We've seen it in micro areas of business, like Chegg – their stock dropped 99%. And now, as AI is getting really good at doing a lot of different kinds of work, I think it's gonna have a lot of effects on people. Not to say AI is gonna replace everyone's job, but the effect that it has on you as a person when you see a machine do something almost as good as you that took you a very long time to craft – I don't know that everyone's ready for it.
We as AI leaders have a responsibility to be aware of it when it happens. Because AI is not a person, and it cannot replace people for all the human things that we do. But yeah, that's been top of mind recently. I know I'm hitting you with some existential stuff, but I think we need to be prepared for it.
Mark: No, it even goes beyond what I was asking about. I totally agree – on the use case workshops over the last two years, it's definitely gone from "oh, it's helping me write better emails" to "this could potentially save me 100 hours next month." It's cool to hear it from your perspective. You heard it from Jimmy: AI's not gonna take your jobs, but it might change the way you look at your job.

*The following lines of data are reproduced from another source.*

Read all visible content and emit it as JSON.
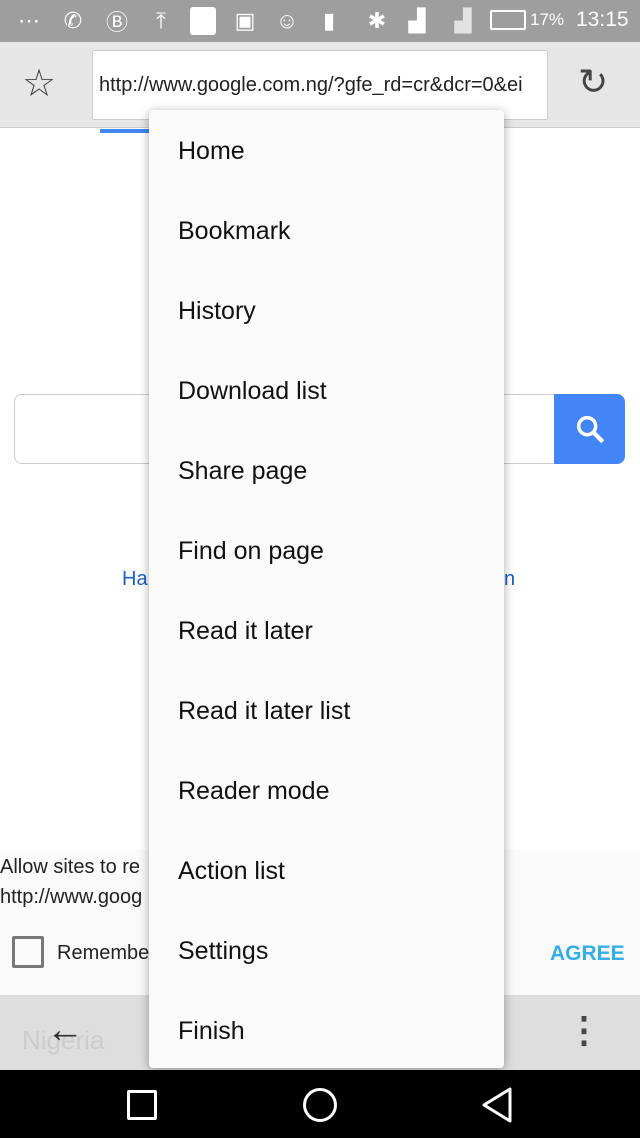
{
  "status_bar": {
    "battery": "17%",
    "time": "13:15",
    "icons": [
      "messages-icon",
      "whatsapp-icon",
      "b-app-icon",
      "upload-icon",
      "blank-notification-icon",
      "image-icon",
      "chat-icon",
      "sd-card-alert-icon",
      "bluetooth-icon",
      "signal-h-plus-icon",
      "signal-icon",
      "battery-icon"
    ]
  },
  "toolbar": {
    "url": "http://www.google.com.ng/?gfe_rd=cr&dcr=0&ei"
  },
  "page": {
    "link_left": "Ha",
    "link_right": "n",
    "footer_text": "Nigeria"
  },
  "dialog": {
    "line1": "Allow sites to re",
    "line2": "http://www.goog",
    "remember": "Remembe",
    "agree": "AGREE"
  },
  "menu": {
    "items": [
      "Home",
      "Bookmark",
      "History",
      "Download list",
      "Share page",
      "Find on page",
      "Read it later",
      "Read it later list",
      "Reader mode",
      "Action list",
      "Settings",
      "Finish"
    ]
  },
  "colors": {
    "accent": "#4285f4",
    "agree": "#33aee6"
  }
}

Jimmy: I think we've hit a point where a lot of people who maybe weren't believers in AI, or maybe used AI a couple of months ago when the models weren't as good, are starting to realize, "Oh wow, this is actually really good." So I think the narrative is changing a lot as more people get exposed to this stuff.
Mark: Jimmy, is there anything else you’d like to share, any final words of wisdom?
Jimmy: The world is our oyster. Lots of opportunity in AI. Now it may be as simple as just letting your clients know, "Hey, I'm offering AI services," because people are starting to look. And if your clients don't know that you offer any AI services, or you're stuck in an evaluation loop for a very long time, then they might go with somebody else. So... Time is now.
Don't Get Stuck in the Evaluation Loop
As Jimmy said at the end of the conversation, the biggest risk right now isn't the technology—it's silence. Your clients are already looking for answers, and if they don't know you have them, they will look elsewhere.
The time for waiting is over. Just go tell your clients you provide secure AI.